NOTA 5.: Empero, ahora está muy claro que no hay pruebas sólidas que respalden la idea de que las citaciones formaran parte de una campaña coordinada para tomar control de la política monetaria. Muchos en la administración Trump se sorprendieron con la noticia de la citación de Powell, incluyendo a importantes figuras del equipo económico de Trump. Las citaciones provenían de la oficina de Janine Pirro, fiscal federal del Distrito de Columbia, sin consultar ni al fiscal general ni al presidente Trump, según todos los informes creíbles. Pirro afirma que se vio obligada a emitir las citaciones porque la Reserva Federal se negó a responder a consultas menos formales. Es más, esta idea de un ataque coordinado a la independencia de la Reserva Federal carece de sentido. El mandato de Powell como presidente termina en unos cuatro meses. Después, Trump designará a su sucesor. No había necesidad de presionar a Powell con el Departamento de Justicia para debilitar su control sobre la Reserva Federal. Eso iba a suceder, pasara lo que pasara.
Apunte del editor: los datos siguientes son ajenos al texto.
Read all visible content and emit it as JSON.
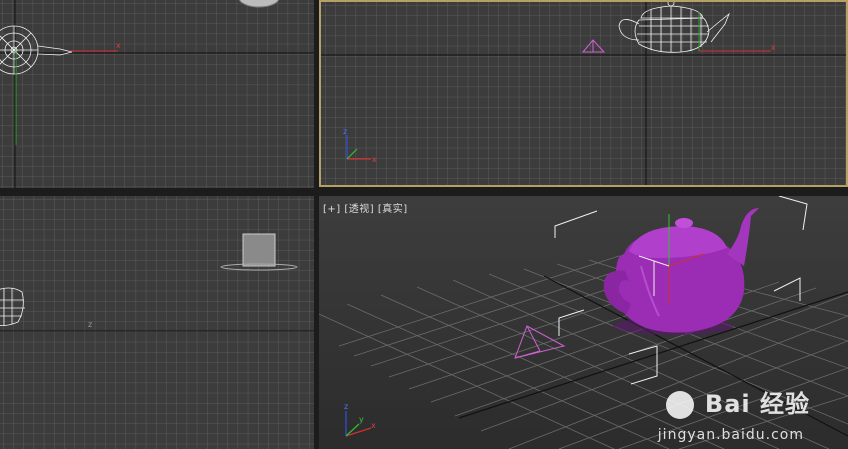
{
  "viewports": {
    "top": {
      "name": "top-viewport"
    },
    "front": {
      "name": "front-viewport"
    },
    "left": {
      "name": "left-viewport"
    },
    "perspective": {
      "label_plus": "[+]",
      "label_view": "[透视]",
      "label_shading": "[真实]"
    }
  },
  "axis_labels": {
    "x": "x",
    "y": "y",
    "z": "z"
  },
  "colors": {
    "teapot": "#9b2db5",
    "viewport_bg": "#3c3c3c",
    "grid": "#555555",
    "active_border": "#b5a163",
    "axis_x": "#d03030",
    "axis_y": "#30c030",
    "axis_z": "#3050e0",
    "camera": "#d060d0"
  },
  "watermark": {
    "brand": "Bai  经验",
    "url": "jingyan.baidu.com"
  }
}
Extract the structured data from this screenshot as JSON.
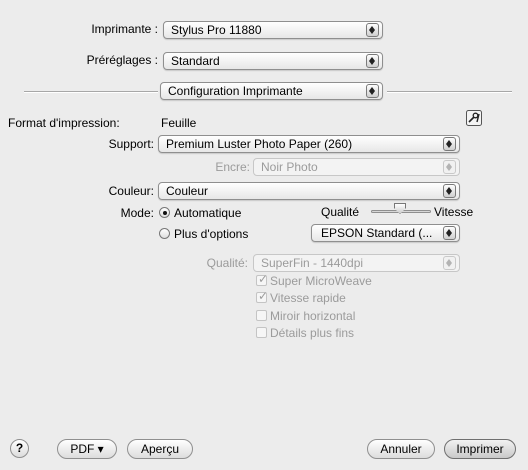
{
  "printer": {
    "label": "Imprimante :",
    "value": "Stylus Pro 11880"
  },
  "presets": {
    "label": "Préréglages :",
    "value": "Standard"
  },
  "panel": {
    "value": "Configuration Imprimante"
  },
  "page_format": {
    "label": "Format d'impression:",
    "value": "Feuille"
  },
  "support": {
    "label": "Support:",
    "value": "Premium Luster Photo Paper (260)"
  },
  "ink": {
    "label": "Encre:",
    "value": "Noir Photo"
  },
  "color": {
    "label": "Couleur:",
    "value": "Couleur"
  },
  "mode": {
    "label": "Mode:",
    "automatic_label": "Automatique",
    "more_label": "Plus d'options",
    "selected": "Automatique",
    "slider_left": "Qualité",
    "slider_right": "Vitesse",
    "options_value": "EPSON Standard (..."
  },
  "quality": {
    "label": "Qualité:",
    "value": "SuperFin - 1440dpi"
  },
  "options": [
    {
      "label": "Super MicroWeave",
      "checked": true
    },
    {
      "label": "Vitesse rapide",
      "checked": true
    },
    {
      "label": "Miroir horizontal",
      "checked": false
    },
    {
      "label": "Détails plus fins",
      "checked": false
    }
  ],
  "footer": {
    "help": "?",
    "pdf": "PDF ▾",
    "preview": "Aperçu",
    "cancel": "Annuler",
    "print": "Imprimer"
  },
  "icons": {
    "utility": "printer-utility-icon"
  }
}
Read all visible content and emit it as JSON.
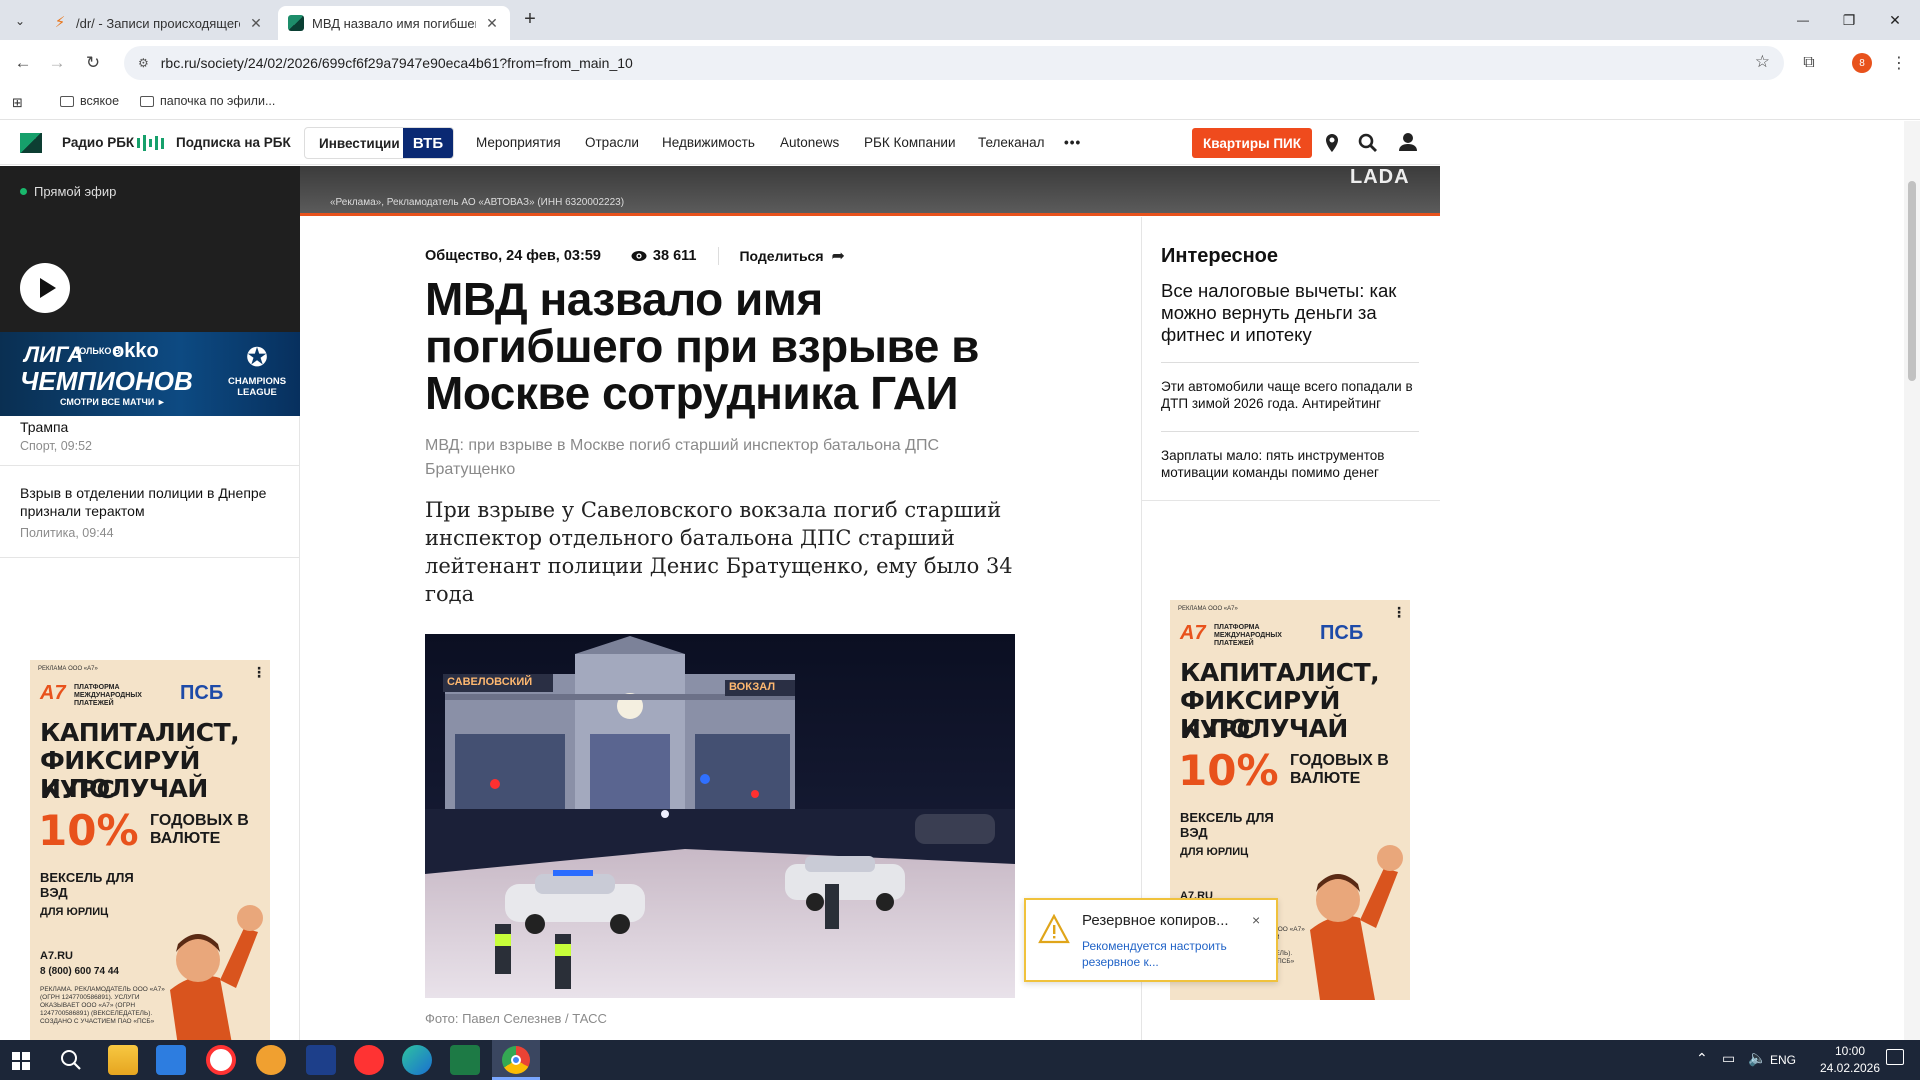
{
  "browser": {
    "tabs": [
      {
        "title": "/dr/ - Записи происходящего",
        "active": false
      },
      {
        "title": "МВД назвало имя погибшего",
        "active": true
      }
    ],
    "new_tab": "+",
    "window_controls": {
      "minimize": "—",
      "restore": "❐",
      "close": "✕"
    },
    "url": "rbc.ru/society/24/02/2026/699cf6f29a7947e90eca4b61?from=from_main_10",
    "profile_initial": "8",
    "bookmarks": [
      "всякое",
      "папочка по эфили..."
    ]
  },
  "site_nav": {
    "radio": "Радио РБК",
    "subscription": "Подписка на РБК",
    "investments": "Инвестиции",
    "vtb": "ВТБ",
    "items": [
      "Мероприятия",
      "Отрасли",
      "Недвижимость",
      "Autonews",
      "РБК Компании",
      "Телеканал"
    ],
    "more": "•••",
    "pik_button": "Квартиры ПИК"
  },
  "top_banner": {
    "disclaimer": "«Реклама», Рекламодатель АО «АВТОВАЗ» (ИНН 6320002223)",
    "brand": "LADA"
  },
  "left_rail": {
    "live_label": "Прямой эфир",
    "okko_banner": {
      "line1": "ЛИГА",
      "line2": "ЧЕМПИОНОВ",
      "only": "ТОЛЬКО В",
      "okko": "okko",
      "watch": "СМОТРИ ВСЕ МАТЧИ ►",
      "ucl": "CHAMPIONS LEAGUE"
    },
    "news": [
      {
        "title": "Трампа",
        "meta": "Спорт, 09:52"
      },
      {
        "title": "Взрыв в отделении полиции в Днепре признали терактом",
        "meta": "Политика, 09:44"
      }
    ]
  },
  "article": {
    "rubric_date": "Общество, 24 фев, 03:59",
    "views": "38 611",
    "share": "Поделиться",
    "title": "МВД назвало имя погибшего при взрыве в Москве сотрудника ГАИ",
    "subtitle": "МВД: при взрыве в Москве погиб старший инспектор батальона ДПС Братущенко",
    "lead": "При взрыве у Савеловского вокзала погиб старший инспектор отдельного батальона ДПС старший лейтенант полиции Денис Братущенко, ему было 34 года",
    "photo_caption": "Фото: Павел Селезнев / ТАСС",
    "photo_signs": {
      "left": "САВЕЛОВСКИЙ",
      "right": "ВОКЗАЛ"
    }
  },
  "right_col": {
    "heading": "Интересное",
    "items": [
      "Все налоговые вычеты: как можно вернуть деньги за фитнес и ипотеку",
      "Эти автомобили чаще всего попадали в ДТП зимой 2026 года. Антирейтинг",
      "Зарплаты мало: пять инструментов мотивации команды помимо денег"
    ]
  },
  "ad_psb": {
    "top_note": "РЕКЛАМА ООО «А7»",
    "a7": "А7",
    "a7_sub": "ПЛАТФОРМА МЕЖДУНАРОДНЫХ ПЛАТЕЖЕЙ",
    "psb": "ПСБ",
    "headline1": "КАПИТАЛИСТ,",
    "headline2": "ФИКСИРУЙ КУРС",
    "headline3": "И ПОЛУЧАЙ",
    "percent": "10%",
    "percent_text": "ГОДОВЫХ В ВАЛЮТЕ",
    "product": "ВЕКСЕЛЬ ДЛЯ ВЭД",
    "audience": "ДЛЯ ЮРЛИЦ",
    "site": "A7.RU",
    "phone": "8 (800) 600 74 44",
    "legal": "РЕКЛАМА. РЕКЛАМОДАТЕЛЬ ООО «А7» (ОГРН 1247700586891). УСЛУГИ ОКАЗЫВАЕТ ООО «А7» (ОГРН 1247700586891) (ВЕКСЕЛЕДАТЕЛЬ). СОЗДАНО С УЧАСТИЕМ ПАО «ПСБ»"
  },
  "notification": {
    "title": "Резервное копиров...",
    "body": "Рекомендуется настроить резервное к...",
    "close": "×"
  },
  "taskbar": {
    "lang": "ENG",
    "time": "10:00",
    "date": "24.02.2026"
  }
}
Inclusive, el pánico de Powell provocó que algunos republicanos declararon que no apoyarían a los nominados de Trump hasta que la investigación se "resuelva". Numerosos artículos de opinión y editoriales declararon con vehemencia que Trump estaba poniendo en riesgo la independencia de la Reserva Federal y, con ella, toda la economía global.
Como el Amigo Lector, habrá podido apreciar, la “Guerrita” de Egos, entre funcionarios gubernamentales, solo trae desconcierto y confusión en el tren administrativo y el ámbito político nacional, en todos los países.